During the Kaya-panidhana kala the Bodhisatta, who was still a worldling, committed many unwholesome deeds of which twelve were serious enough for the results to be felt even as the Buddha. Four of these pertained to the insulting of a Pacceka Buddha. (A Pacceka Buddha or a Silent Buddha realized the Truth on His own, but unlike a Supreme Buddha, does not have the ability to teach the Dhamma that He realized to others. A Pacceka Buddha completes the virtues up to about 50% of the level required by a Supreme Buddha and only appears to a world at a time when the teachings of a Supreme Buddha are not present.) The Bodhisatta who was struggling for perfection and Buddhahood, had talked down to, or insulted, Pacceka Buddhas through jealousy. The text did not specify to which of the four incidents this related. But as a result of one of these unwholesome deeds, our Bodhisatta was born as an ascetic who practiced an extreme form of asceticism. The ascetics in this sect slept in cemeteries among the bones and skulls of dead bodies that had been left to rot, and wore hardly any clothing.

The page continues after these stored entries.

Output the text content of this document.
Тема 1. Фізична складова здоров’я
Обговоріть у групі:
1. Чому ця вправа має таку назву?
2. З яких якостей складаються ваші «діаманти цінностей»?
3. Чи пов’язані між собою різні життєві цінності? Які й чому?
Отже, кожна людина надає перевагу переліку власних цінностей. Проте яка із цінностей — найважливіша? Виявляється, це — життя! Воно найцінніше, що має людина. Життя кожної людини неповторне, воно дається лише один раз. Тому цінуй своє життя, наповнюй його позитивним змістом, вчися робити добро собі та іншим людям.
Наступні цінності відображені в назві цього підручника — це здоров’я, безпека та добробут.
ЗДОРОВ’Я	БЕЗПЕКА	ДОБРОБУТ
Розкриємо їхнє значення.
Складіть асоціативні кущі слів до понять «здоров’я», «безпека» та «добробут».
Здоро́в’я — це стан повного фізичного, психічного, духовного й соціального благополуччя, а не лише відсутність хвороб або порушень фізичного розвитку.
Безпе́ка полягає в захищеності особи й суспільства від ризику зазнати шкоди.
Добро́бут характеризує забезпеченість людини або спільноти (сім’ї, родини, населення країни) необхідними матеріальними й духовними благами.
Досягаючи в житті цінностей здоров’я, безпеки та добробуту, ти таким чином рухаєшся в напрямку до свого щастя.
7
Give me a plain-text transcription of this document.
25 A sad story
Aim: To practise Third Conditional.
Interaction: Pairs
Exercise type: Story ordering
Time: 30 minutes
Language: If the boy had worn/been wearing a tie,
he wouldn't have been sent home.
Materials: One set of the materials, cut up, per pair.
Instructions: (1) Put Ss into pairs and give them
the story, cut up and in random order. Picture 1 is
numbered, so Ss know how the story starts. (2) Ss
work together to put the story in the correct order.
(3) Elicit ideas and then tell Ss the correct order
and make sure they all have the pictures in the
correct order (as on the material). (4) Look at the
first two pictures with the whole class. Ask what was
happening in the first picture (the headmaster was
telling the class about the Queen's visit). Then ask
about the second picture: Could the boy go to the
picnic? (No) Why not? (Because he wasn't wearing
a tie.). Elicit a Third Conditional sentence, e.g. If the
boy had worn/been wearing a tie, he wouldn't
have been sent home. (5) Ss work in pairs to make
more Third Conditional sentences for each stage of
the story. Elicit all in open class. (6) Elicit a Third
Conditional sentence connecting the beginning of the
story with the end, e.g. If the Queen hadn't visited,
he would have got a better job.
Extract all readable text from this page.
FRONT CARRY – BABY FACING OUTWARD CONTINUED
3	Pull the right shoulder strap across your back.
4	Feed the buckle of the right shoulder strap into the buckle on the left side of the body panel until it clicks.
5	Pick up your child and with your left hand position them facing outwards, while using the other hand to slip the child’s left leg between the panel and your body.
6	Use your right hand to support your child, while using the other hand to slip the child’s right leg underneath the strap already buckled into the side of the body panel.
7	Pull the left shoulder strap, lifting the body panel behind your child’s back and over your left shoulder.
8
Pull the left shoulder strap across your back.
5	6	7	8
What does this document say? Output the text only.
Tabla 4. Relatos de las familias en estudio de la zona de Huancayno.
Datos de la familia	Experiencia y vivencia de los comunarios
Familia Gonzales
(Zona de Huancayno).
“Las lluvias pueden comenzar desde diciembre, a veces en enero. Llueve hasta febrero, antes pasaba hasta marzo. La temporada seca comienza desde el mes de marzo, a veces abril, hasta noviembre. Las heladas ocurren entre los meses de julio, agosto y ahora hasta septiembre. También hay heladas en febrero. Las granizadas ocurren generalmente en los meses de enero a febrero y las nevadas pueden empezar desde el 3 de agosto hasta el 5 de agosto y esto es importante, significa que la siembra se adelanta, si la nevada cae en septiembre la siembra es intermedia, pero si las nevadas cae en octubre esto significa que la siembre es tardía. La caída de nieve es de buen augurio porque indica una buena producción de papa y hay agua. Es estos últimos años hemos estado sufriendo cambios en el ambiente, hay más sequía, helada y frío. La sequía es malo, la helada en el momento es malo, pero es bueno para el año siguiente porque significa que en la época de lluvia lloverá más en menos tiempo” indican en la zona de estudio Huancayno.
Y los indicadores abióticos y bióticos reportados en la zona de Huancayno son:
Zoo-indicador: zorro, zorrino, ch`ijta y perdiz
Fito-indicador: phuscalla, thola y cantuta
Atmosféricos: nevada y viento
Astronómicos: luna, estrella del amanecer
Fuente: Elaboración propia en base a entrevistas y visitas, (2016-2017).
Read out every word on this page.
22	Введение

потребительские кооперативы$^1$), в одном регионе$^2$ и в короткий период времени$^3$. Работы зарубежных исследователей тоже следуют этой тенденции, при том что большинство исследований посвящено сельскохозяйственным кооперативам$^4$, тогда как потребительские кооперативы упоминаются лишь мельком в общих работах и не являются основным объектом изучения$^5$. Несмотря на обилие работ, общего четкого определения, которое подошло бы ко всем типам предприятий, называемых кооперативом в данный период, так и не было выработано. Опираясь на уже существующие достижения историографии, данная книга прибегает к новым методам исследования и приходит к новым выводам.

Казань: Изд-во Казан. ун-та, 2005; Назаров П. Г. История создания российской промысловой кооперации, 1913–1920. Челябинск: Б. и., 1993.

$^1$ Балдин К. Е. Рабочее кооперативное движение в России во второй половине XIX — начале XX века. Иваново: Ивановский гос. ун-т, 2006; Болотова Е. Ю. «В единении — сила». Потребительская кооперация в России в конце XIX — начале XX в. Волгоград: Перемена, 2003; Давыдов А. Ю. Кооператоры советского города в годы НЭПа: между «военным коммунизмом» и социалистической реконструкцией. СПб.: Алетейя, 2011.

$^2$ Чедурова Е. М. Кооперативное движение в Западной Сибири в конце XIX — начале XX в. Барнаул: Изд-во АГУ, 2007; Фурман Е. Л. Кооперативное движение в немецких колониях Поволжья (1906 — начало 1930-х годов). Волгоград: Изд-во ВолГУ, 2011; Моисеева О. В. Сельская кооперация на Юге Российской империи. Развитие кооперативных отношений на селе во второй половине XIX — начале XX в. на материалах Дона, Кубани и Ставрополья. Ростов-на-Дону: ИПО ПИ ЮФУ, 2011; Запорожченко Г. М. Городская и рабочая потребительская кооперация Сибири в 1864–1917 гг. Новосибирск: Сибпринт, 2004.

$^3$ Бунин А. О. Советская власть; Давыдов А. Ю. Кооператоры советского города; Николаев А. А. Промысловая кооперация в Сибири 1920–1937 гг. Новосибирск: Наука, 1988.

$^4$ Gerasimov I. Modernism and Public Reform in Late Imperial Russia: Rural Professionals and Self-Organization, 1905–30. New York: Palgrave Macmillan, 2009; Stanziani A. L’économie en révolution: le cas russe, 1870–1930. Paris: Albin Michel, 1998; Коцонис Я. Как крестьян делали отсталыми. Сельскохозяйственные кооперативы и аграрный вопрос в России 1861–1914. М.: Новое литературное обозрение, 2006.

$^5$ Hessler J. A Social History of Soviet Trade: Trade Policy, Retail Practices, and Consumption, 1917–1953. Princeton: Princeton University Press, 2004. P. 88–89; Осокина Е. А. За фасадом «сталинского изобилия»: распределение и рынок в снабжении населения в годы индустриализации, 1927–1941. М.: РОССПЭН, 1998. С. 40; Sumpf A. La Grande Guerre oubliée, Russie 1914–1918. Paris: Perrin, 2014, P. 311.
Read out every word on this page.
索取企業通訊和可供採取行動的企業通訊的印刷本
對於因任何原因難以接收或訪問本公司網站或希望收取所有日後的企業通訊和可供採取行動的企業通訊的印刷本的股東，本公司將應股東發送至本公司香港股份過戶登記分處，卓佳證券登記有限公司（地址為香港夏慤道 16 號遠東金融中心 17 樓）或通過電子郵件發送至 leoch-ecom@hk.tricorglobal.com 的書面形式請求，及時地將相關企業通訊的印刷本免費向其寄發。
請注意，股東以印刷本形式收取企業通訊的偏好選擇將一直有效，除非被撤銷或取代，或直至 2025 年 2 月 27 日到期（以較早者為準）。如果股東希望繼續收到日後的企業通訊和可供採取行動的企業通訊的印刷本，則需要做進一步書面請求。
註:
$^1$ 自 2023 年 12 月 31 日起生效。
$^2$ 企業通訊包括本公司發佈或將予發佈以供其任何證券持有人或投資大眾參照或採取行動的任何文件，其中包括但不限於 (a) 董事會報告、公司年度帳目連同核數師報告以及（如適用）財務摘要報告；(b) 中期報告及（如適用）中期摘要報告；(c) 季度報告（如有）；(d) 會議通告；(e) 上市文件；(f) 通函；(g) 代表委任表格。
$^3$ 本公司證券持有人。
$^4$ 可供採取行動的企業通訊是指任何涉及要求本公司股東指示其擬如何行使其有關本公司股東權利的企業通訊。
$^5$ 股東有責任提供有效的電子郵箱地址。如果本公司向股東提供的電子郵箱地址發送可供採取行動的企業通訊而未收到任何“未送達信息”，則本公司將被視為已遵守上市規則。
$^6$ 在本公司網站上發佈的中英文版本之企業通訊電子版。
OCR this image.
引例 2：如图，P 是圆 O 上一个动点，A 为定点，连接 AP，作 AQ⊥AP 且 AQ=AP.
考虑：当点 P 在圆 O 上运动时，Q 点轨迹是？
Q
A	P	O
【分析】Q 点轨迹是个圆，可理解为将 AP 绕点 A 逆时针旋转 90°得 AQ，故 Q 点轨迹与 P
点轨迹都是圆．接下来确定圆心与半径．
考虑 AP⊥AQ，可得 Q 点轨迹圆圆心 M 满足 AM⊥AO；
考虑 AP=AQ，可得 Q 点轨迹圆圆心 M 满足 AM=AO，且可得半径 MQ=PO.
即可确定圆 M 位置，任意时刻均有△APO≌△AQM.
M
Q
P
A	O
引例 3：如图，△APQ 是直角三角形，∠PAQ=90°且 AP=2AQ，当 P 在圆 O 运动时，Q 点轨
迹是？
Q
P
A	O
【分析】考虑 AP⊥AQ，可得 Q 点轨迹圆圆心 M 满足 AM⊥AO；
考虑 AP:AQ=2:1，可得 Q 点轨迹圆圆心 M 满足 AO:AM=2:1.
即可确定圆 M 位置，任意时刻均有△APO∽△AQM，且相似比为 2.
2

The Bodhisatta, who during this period believed in this extreme form of asceticism, practiced these beliefs to the fullest so that the followers of this sect praised Him and honoured Him for His perseverance and dedication. Many others, who did not believe in such extreme forms of asceticism, ridiculed Him for His practice of austerity.
Throughout this period, the Bodhisatta, who was trying to perfect the virtue of equanimity, retained a balanced mind by not reacting to either the praise or insults that He received every day. With equanimity He observed the sensations that arose within Him when He was praised, and forestalled the reaction of craving or attachment to the pleasurable sensation by reflecting on impermanence. Similarly, with equanimity, He observed the sensations that arose when He was ridiculed and insulted, and forestalled the aversion or repulsion to the unpleasant sensation by reflecting on impermenance. In so doing the Bodhisatta, who had practiced equanimity in many, many former births, achieved perfection in equanminity and stated thus:
“I laid me down among the dead
A pillow of their bones I made
While from the village all around
Some came to mock, and some came to praise.”
Later the Bodhisatta realized that this form of asceticism was not conducive to His quest for enlightenment. He left this sect and took to the asceticism practiced by more moderate sects, where meditation and spiritual development were the goal.